News
7 Zero-Day Flaws Addressed in Microsoft's May Security Patch
Microsoft's May security update arrived on Tuesday, featuring flaw fixes for five zero-day vulnerabilities and a total patch load of 71 bulletins.
Five of the seven zero-day items are currently being used by attackers in malicious campaigns today, so it's recommended they are handled first. Two of the most severe zero-days this month are tied to the Windows Common Log File System (CLFS) driver -- CVE-2025-32701 and CVE-2025-32706 -- which security researchers say are being exploited to elevate privileges on fully supported versions of Windows 10, 11, and Server.

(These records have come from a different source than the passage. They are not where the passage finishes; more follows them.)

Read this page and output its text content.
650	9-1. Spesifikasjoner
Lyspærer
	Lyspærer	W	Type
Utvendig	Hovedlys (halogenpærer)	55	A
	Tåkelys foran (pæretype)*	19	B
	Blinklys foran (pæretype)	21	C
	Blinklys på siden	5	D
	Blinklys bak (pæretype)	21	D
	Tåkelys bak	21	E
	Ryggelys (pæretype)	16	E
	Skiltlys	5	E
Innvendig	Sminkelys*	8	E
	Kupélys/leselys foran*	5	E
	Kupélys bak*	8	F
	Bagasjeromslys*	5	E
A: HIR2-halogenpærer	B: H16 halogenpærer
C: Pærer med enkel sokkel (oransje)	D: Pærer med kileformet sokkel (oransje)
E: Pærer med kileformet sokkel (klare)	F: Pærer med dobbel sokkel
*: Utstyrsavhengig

The CLFS is a widely used Windows component that handles logging for both system processes and third-party applications.
"Attackers exploiting these vulnerabilities can escalate privileges to SYSTEM level, granting them full control to run arbitrary code, install malware, modify data or disable security protections, said Mike Walters, cofounder and president of security firm Action1. "With low complexity and minimal privileges needed, these flaws pose a serious risk, especially given the confirmed in-the-wild exploitation. "
The other zero-day flaws patched were:
- CVE-2025-32709: A zero-day vulnerability in the Windows Ancillary Function Driver for WinSock (afd.sys) that lets attackers elevate privileges.
- CVE-2025-30400: An elevation of privilege flaw in the Desktop Window Manager (DWM), echoing last year's zero-day in the same component.
- CVE-2025-30397: A remote code execution vulnerability in the Microsoft Scripting Engine, affecting IE and IE mode in Edge.
- CVE-2025-26685: A spoofing vulnerability in Microsoft Defender for Identity that has public proof-of-concept exploit code. (Information is publicly available, but no active attacks have been seen.)
- CVE-2025-32702: A remote code execution vulnerability in Visual Studio, also with public exploit code. (Information is publicly available, but no active attacks have been seen.)
Microsoft shared no technical details or indicators of compromise for any of the zero-days, urging organizations to apply the updates immediately.
Critical Vulnerabilities Patched
In addition to the zero-day flaws, Microsoft also addressed several critical vulnerabilities this month:
- CVE-2025-29813: A maximum severity elevation of privilege bug in Azure DevOps (CVSS 10.0).
- CVE-2025-29827: A privilege escalation flaw in Azure Automation (CVSS 9.9).
- CVE-2025-29972: A spoofing vulnerability in Azure Storage Resource Provider that could allow impersonation attacks (CVSS 9.9).
- CVE-2025-47733: A high-severity information disclosure vulnerability in Microsoft Power Apps (CVSS 9.1).
- CVE-2025-29966 and CVE-2025-29967: Twin RCE bugs in the Remote Desktop Client rated CVSS 8.8.
- CVE-2025-47732: An RCE vulnerability in Microsoft Dataverse that could allow code execution via malicious input (CVSS 8.7).
- CVE-2025-30377 and CVE-2025-30386: RCE flaws in Microsoft Office that could be triggered via crafted documents (CVSS 8.4).
- CVE-2025-33072: An information disclosure issue in msagsfeedback.azurewebsites.net (CVSS 8.1).
- CVE-2025-29833: An RCE vulnerability in the Virtual Machine Bus (VMBus) component (CVSS 7.1).
As always, Microsoft urges administrators to back up systems and test patches before deployment in production environments. Full details and individual advisories are available through the Microsoft Security Update Guide.